Plantean frenar la moda de “adelgazar en la estética”: buscan castigos por venta libre de Ozempic y Mounjaro
Lo que parecía una simple visita a una estética terminó destapando un problema mayor: adolescentes entrando y saliendo de un cubículo en segundos para recibir inyecciones de Ozempic y Mounjaro como si fueran rimel. Sin receta, sin médico, sin control… y con la misma naturalidad con la que uno se pone pestañas postizas.

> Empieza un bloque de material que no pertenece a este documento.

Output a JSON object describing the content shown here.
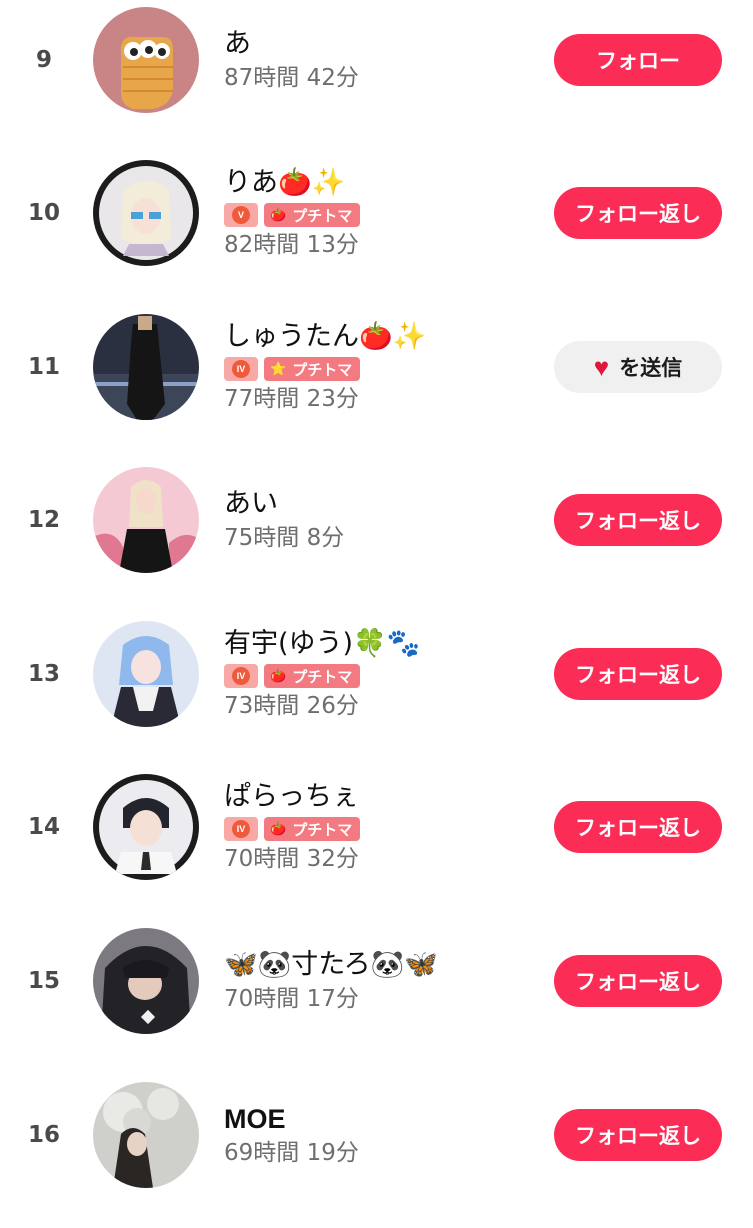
{
  "rows": [
    {
      "rank": "9",
      "name": "あ",
      "badges": false,
      "time": "87時間 42分",
      "button": "フォロー",
      "avatar": "a9"
    },
    {
      "rank": "10",
      "name": "りあ🍅✨",
      "badges": true,
      "lv": "V",
      "tag": "プチトマ",
      "tag_icon": "🍅",
      "time": "82時間 13分",
      "button": "フォロー返し",
      "avatar": "a10"
    },
    {
      "rank": "11",
      "name": "しゅうたん🍅✨",
      "badges": true,
      "lv": "IV",
      "tag": "プチトマ",
      "tag_icon": "⭐",
      "time": "77時間 23分",
      "button": "を送信",
      "button_style": "gray",
      "avatar": "a11"
    },
    {
      "rank": "12",
      "name": "あい",
      "badges": false,
      "time": "75時間 8分",
      "button": "フォロー返し",
      "avatar": "a12"
    },
    {
      "rank": "13",
      "name": "有宇(ゆう)🍀🐾",
      "badges": true,
      "lv": "IV",
      "tag": "プチトマ",
      "tag_icon": "🍅",
      "time": "73時間 26分",
      "button": "フォロー返し",
      "avatar": "a13"
    },
    {
      "rank": "14",
      "name": "ぱらっちぇ",
      "badges": true,
      "lv": "IV",
      "tag": "プチトマ",
      "tag_icon": "🍅",
      "time": "70時間 32分",
      "button": "フォロー返し",
      "avatar": "a14"
    },
    {
      "rank": "15",
      "name": "🦋🐼寸たろ🐼🦋",
      "badges": false,
      "time": "70時間 17分",
      "button": "フォロー返し",
      "avatar": "a15"
    },
    {
      "rank": "16",
      "name": "MOE",
      "badges": false,
      "time": "69時間 19分",
      "button": "フォロー返し",
      "avatar": "a16"
    }
  ],
  "colors": {
    "accent": "#fb2c55",
    "badge": "#f27a80"
  }
}
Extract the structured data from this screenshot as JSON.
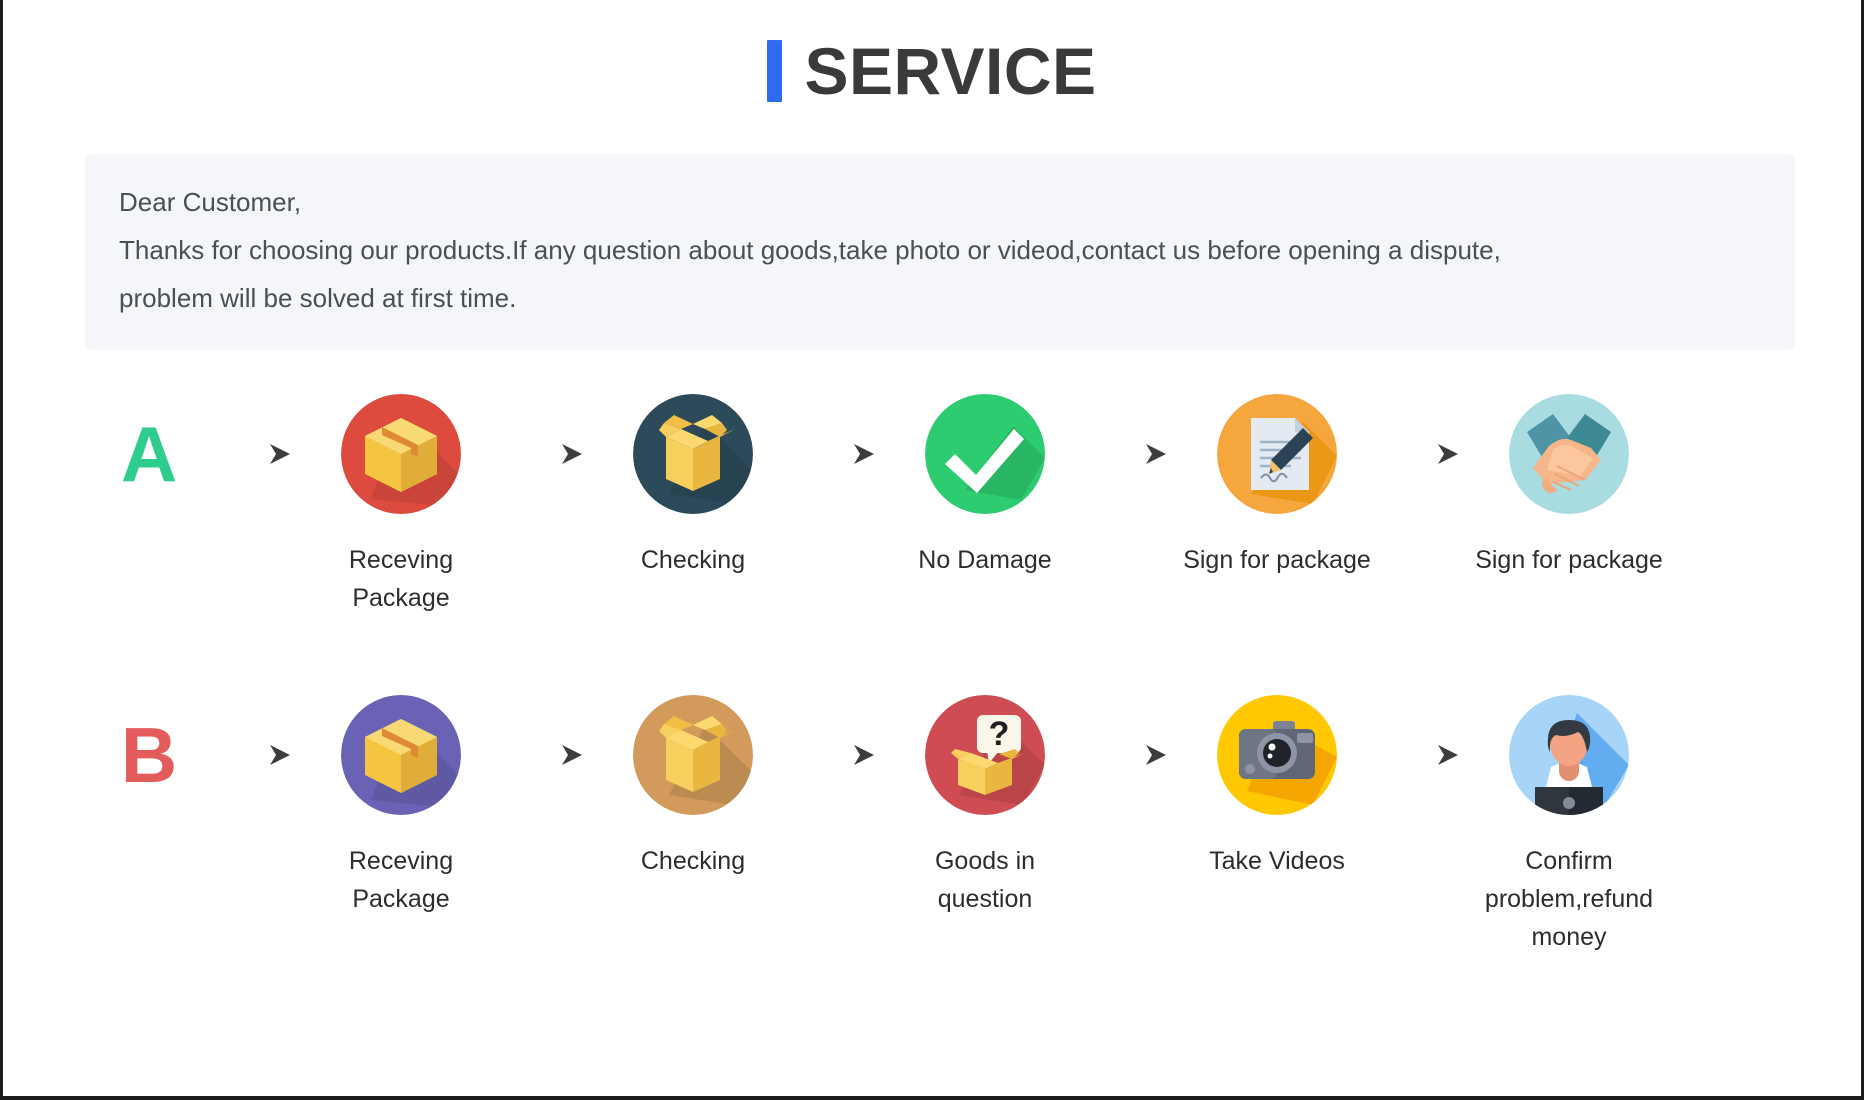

Ante este panorama, se presentó en el Senado una iniciativa para frenar la nueva fiebre de los inyectables milagro, convertidos en atajos estéticos que hoy se aplican en lugares donde el mayor requisito sanitario es tener buena iluminación y música relajante.
La propuesta plantea crear una categoría de medicamentos “de control especial”, obligando a que estos fármacos —originalmente para diabetes— solo puedan venderse con receta médica retenida, expedida por personal certificado. Nada de “la nutrióloga del gimnasio” o “la chica de la cabina de belleza”.
También se propone sancionar penalmente a quienes prescriban o apliquen estos medicamentos sin contar con facultad legal, ante el auge de consultorios improvisados que ofrecen milagros metabólicos sin el menor respaldo clínico.
El diagnóstico no es menor: México enfrenta una crisis de sobrepeso y obesidad que afecta a más del 70% de la población adulta, y en ese contexto los fármacos se han vuelto la solución exprés para quienes buscan cambios rápidos sin supervisión. La FDA ha registrado efectos graves por su uso indebido, desde pancreatitis hasta problemas renales y tiroideos.
La iniciativa deja claro que no se trata de prohibir nada, sino de poner orden antes de que el país pase del “ponte bell@ en 10 minutos” al “te lo aplicaron mal y ahora es un problema médico mayor”.
Porque adelgazar no debería ser más fácil que pedir un café… y hoy, tristemente, lo es.